If one of them missed a class because of work or an illness, the other could take notes, she said. And often, with their opposite shifts at Metro, class was the only time they would see each other in the week.
Earning the degrees was a long-time personal goal for both, the couple said. They they wanted to show their sons and their 14-year-old daughter Elizabeth the importance of getting an education.
But they also wanted to do it for themselves.
"It's something I always wanted to do," David Lewis said of the degree. "I can move all the way up the rankings without a degree, but the degree will make a difference."
Brandi agreed, saying "Education is the trend more and more. Companies want to see the degree, even at Metro."
Now that the bachelor's degrees are almost in their grasp, they are looking at further education.
Brandi Lewis said she's looking at a master's degree program in public administration at UNLV, with the possibility of continuing in law enforcement, working on on terrorism or national security administrative issues, or even working for a nonprofit. David Lewis is considering going to UNLV's Boyd School of Law.
They also said they want to take what they've learned and give it back to the community.
The need for public service was a "thread" throughout all of her courses at Nevada State, Brandi Lewis said, and now she wants to "take 30 years of knowledge that you gather in a career and give it back."
The Lewises' first step of civic engagement, they said, has been recruiting coworkers from Metro to Nevada State College.

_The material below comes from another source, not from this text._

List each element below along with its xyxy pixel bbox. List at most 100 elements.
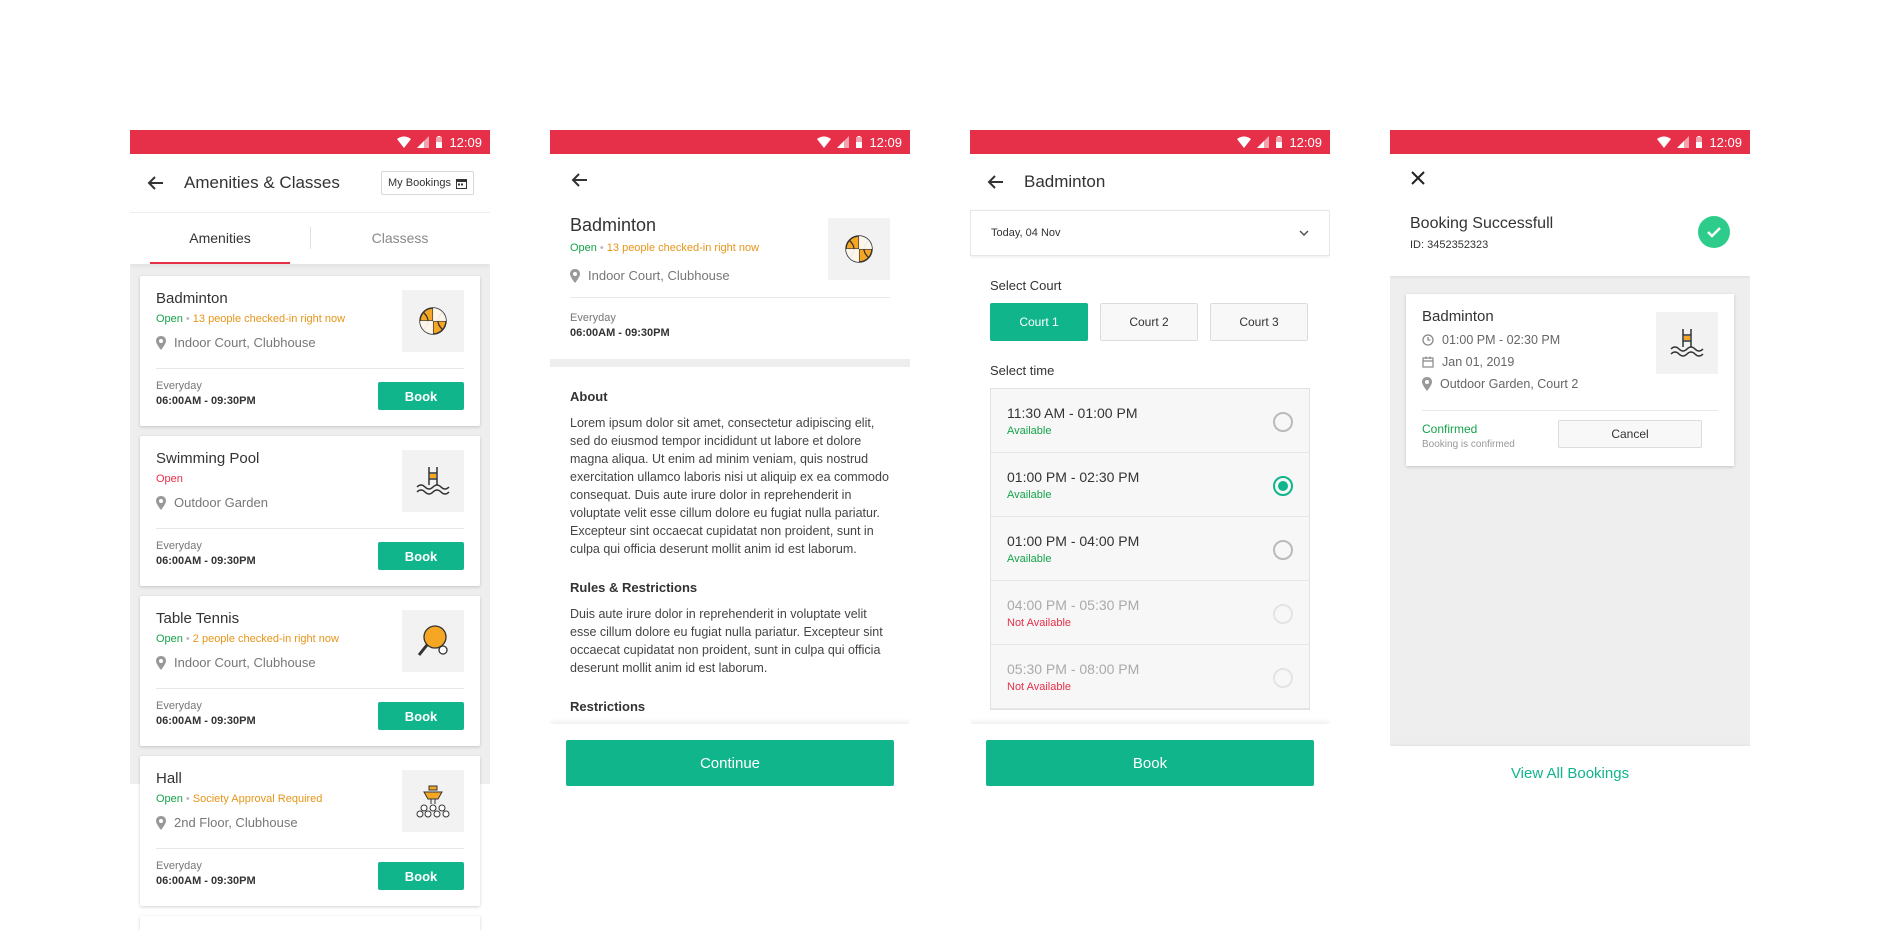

Fellow public administration graduate Thompson is also recruiting everyone she knows and is counting on her four kids, aged 12 to 7, to eventually be second-generation students at Nevada State.
Thompson enrolled and started working for the college when it first opened, and said her ultimate goal is to someday earn her boss's job as vice president of finance at the college.
"I want to watch this place grow," Thompson said.